#ResearchSpeak: fools rush in where angels fear to tread
AHSCT for children with MS; do the benefits justify the risks? #MSBlog #ResearchSpeak
Some critics would state that resorting to HSCT to control MS in children is foolish. However, life sometimes rewards the brave. The paper below describes the use of autologous hematopoietic stem cell transplantation (aHSCT) in children with MS. They describe 21 children with MS from across Europe who underwent aHSCT. Please not all these children had very active and aggressive MS. It is quite remarkable that 100% had progression free survival. Is this too good to be true? I note that 2 of the children had relapses so not all children were NEDA. The question is what do you do post aHSCT to suppress disease activity? Could similar results have been achieved with natalizumab, or alemtuzumab, or rituximab/ocrelizumab with fewer side effects and lower risks? This is the real question that needs to be answered. I still think we need a randomised controlled trial to assess the risk:benefit of aHSCT compared to standard of care before we support the widespread use of aHSCT in pwMS, including children. That is why I am supportive of UK trial of AHSCT vs. Alemtuzumab. Do you agree?
Autologous hematopoietic stem cell transplantation (aHSCT) is a promising therapy for multiple sclerosis (MS), which has mainly been used in adults. The purpose of this study was to investigate efficacy and adverse events of aHSCT in the treatment of children with MS using data from the European Society for Blood and Marrow Transplantation registry. Twenty-one patients with a median follow-up time of 2.8 years could be identified. PFS at 3 years was 100%, 16 patients improved in expanded disability status scale score and only 2 patients experienced a clinical relapse. The procedure was generally well tolerated and only two instances of severe transplant-related toxicity were recorded. There was no treatment-related mortality, although one patient needed intensive care. aHSCT may be a therapeutic option for children with disease that does not respond to standard care.
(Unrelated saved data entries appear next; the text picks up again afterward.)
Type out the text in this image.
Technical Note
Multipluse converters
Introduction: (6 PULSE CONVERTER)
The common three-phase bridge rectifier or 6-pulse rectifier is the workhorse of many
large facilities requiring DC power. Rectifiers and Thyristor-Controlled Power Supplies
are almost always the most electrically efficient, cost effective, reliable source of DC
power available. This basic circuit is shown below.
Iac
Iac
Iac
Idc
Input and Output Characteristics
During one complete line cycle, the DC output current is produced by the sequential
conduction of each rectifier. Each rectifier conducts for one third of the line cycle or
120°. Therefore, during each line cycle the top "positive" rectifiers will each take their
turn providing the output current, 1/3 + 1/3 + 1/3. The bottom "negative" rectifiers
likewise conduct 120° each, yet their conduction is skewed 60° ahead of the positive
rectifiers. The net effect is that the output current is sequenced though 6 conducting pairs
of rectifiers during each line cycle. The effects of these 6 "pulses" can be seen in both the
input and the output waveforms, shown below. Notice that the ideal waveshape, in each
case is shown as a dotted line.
4 thoughts on “#ResearchSpeak: fools rush in where angels fear to tread”
I don't think you would find many rms patients who would not want this trial done. Whilst no neurologist in their right mind would put me in that trial; I have peers with ms who, I feel, really deserve this trial. From memory you have previously put a grant through for this but it was rejected? What reasons were given?
I think the question that needs asking is what about the risks and side effects (Especially) long term of DMDs?What are the long term NEDAs of said DMDs, surely that data exists?Surely aHSCT mortality risk of c0.5% or lower can be compared to PML risk of Tysabri (similar)?My comments are in general not re children with MS
I would rather take a risk and maybe die fast vs having my life slowly taken away from me due to increasing disability, kognitive decline, fatigue. I know here in Norway pwMS are in the high range of divorce statistics, suicide statistics, and the biggest group of young people who are disability pensioners. Life with MS is not easy, even in the happiest country in the world. Can any of the DMDs aquire NEDA? I recently listened to an interview with the first person they did HSCT on in Sweden, she's had NEDA for 12 years now. She will always have this ghost of the MS returning back to her life hanging over her, but in the meanwhile she got to have a normal life, she got to have a family and kids, she got to have a job. Would she have had the same opportunities on a DMD?
I don't think you would find many rms patients who would not want this trial done. Whilst no neurologist in their right mind would put me in that trial; I have peers with ms who, I feel, really deserve this trial. From memory you have previously put a grant through for this but it was rejected? What reasons were given?
What value and limits do you place on your quality of life and EDSS?This treatment has been most effective in halting not repairing damage.
I think the question that needs asking is what about the risks and side effects (Especially) long term of DMDs?What are the long term NEDAs of said DMDs, surely that data exists?Surely aHSCT mortality risk of c0.5% or lower can be compared to PML risk of Tysabri (similar)?My comments are in general not re children with MS
I would rather take a risk and maybe die fast vs having my life slowly taken away from me due to increasing disability, kognitive decline, fatigue. I know here in Norway pwMS are in the high range of divorce statistics, suicide statistics, and the biggest group of young people who are disability pensioners. Life with MS is not easy, even in the happiest country in the world. Can any of the DMDs aquire NEDA? I recently listened to an interview with the first person they did HSCT on in Sweden, she's had NEDA for 12 years now. She will always have this ghost of the MS returning back to her life hanging over her, but in the meanwhile she got to have a normal life, she got to have a family and kids, she got to have a job. Would she have had the same opportunities on a DMD?